Later Start Could Mean Delayed Exit

POSTED: 4:20 pm MST December 2, 2008
UPDATED: 6:43 pm MST December 2, 2008

Recessions are traditionally defined as two consecutive quarters, or six months, where national gross domestic product drops, unemployment rises, personal income drops and retail sales drop.

They are cyclical downturns in the economy that tend to follow - and are greatly outnumbered by - lengthy periods of growth.

They also tend to mean different things to different people.

"The economy is taking a break, which means we're just not spending and everyone is short on money. Everyone is short on cash," said college student Lindsey Castro.

"Basically it's foreclosures, the mortgage companies, bailing out banks, just everything that's affecting us," said another student, Taylor Biskup.

Since the 1930s, the United States has gone though a recession every 10 years with each one lasting an average of eight to 10 months.

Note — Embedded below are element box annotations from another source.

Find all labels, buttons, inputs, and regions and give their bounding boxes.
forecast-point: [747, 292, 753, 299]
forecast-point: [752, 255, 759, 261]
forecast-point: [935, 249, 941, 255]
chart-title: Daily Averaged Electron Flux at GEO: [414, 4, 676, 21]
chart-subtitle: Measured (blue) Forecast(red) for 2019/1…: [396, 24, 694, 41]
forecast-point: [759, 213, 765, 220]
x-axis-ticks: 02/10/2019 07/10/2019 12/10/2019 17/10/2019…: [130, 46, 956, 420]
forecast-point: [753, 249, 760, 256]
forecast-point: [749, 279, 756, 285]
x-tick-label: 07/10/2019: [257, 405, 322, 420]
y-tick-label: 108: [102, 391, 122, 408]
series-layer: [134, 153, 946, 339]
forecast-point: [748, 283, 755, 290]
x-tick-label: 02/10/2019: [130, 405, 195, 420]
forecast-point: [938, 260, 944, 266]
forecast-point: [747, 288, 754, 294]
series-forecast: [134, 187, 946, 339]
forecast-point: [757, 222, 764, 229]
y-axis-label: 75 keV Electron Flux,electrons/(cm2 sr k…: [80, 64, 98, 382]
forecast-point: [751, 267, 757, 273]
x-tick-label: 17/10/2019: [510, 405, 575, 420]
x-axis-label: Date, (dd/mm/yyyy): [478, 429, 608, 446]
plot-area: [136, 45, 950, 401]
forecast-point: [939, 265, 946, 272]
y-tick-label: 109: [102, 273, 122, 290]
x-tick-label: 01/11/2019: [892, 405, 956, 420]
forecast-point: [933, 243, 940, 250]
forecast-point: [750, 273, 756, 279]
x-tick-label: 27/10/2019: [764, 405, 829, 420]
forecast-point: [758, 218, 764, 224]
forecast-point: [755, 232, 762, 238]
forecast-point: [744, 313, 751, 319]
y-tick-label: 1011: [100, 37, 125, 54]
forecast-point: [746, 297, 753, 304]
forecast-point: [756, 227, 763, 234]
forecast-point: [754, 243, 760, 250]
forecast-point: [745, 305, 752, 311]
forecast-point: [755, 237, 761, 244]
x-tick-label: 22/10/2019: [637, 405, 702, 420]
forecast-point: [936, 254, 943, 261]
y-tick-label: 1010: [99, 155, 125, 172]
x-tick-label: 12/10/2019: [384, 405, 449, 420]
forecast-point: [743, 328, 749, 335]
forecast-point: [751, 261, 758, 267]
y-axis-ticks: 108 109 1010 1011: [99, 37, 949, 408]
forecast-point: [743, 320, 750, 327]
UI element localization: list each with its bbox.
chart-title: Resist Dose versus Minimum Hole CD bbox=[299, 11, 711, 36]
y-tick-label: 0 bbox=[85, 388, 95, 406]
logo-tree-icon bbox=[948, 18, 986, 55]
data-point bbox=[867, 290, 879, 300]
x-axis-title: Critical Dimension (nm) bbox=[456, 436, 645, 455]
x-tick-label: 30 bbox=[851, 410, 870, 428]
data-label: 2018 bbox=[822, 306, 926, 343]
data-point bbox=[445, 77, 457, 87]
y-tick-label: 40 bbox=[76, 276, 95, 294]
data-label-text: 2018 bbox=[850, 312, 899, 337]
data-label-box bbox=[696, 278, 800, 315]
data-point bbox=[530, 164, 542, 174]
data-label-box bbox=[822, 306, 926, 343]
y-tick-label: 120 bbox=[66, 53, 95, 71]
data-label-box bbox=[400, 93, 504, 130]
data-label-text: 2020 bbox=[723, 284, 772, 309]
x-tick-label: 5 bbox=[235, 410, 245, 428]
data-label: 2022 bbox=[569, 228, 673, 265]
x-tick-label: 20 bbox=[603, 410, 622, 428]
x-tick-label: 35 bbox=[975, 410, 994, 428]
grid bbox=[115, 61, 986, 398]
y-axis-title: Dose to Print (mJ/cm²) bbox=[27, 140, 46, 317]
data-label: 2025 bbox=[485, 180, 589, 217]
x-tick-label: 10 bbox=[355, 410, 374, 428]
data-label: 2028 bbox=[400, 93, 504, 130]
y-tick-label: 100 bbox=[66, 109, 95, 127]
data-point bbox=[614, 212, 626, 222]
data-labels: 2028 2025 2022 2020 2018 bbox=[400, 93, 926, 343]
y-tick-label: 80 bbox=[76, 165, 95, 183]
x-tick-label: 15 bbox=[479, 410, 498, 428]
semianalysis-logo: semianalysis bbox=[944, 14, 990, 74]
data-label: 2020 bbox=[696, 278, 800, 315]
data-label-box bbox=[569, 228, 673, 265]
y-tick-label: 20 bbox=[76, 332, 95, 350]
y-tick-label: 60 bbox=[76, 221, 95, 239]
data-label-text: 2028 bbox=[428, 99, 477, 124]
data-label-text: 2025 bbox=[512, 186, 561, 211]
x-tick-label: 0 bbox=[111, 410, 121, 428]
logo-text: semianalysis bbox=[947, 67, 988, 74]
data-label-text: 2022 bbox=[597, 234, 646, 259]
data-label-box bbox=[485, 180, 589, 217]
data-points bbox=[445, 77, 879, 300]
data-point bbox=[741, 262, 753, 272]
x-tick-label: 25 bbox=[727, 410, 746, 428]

But experts said this one will not follow those rules.

"That formal definition of a recession doesn't do you a lot of good when you're the person that lost the job," said Alexandra Hall, chief economist for the State Department of Labor and Employment. "It will take longer in recessionary periods to find work but there are companies hiring."

Hall said Colorado is in recession now but that it started later than the December 2007 start date offered by the National Bureau of Economic Research on Monday.

She started seeing job losses outnumbering job growth in September and October 2008.

Hall believes our state will end up with a net job loss for the year.

"I think '09 is going to be a tough, tough year. I don't think we're going to see a lot in the way of job growth," Hall said.

While looking at the NBER's Web site, another economist points to the deep, downward spikes that mark recessions.

"We don't want to see too many of these," said Dr. Mohammed Akacem, economics professor at Metro State in Denver.

He's been telling students for weeks that the country was in a recession, although a different one.

"I think the context is a little more complex and it's worldwide too. Now we're looking at not only the domestic market but we're looking at the global financial market," Akacem said. "I don't remember these events coming together as they have but globally, not just for the U.S. That's why I think any forecast is going to be very, very hard to come up with."

Both economists said confidence is more important than defining recession.

Because two-thirds of our economy is based on consumer spending, neighbors buying new cars and new houses could be signs that we're coming out of the recession.

But no one expects that will happen quickly.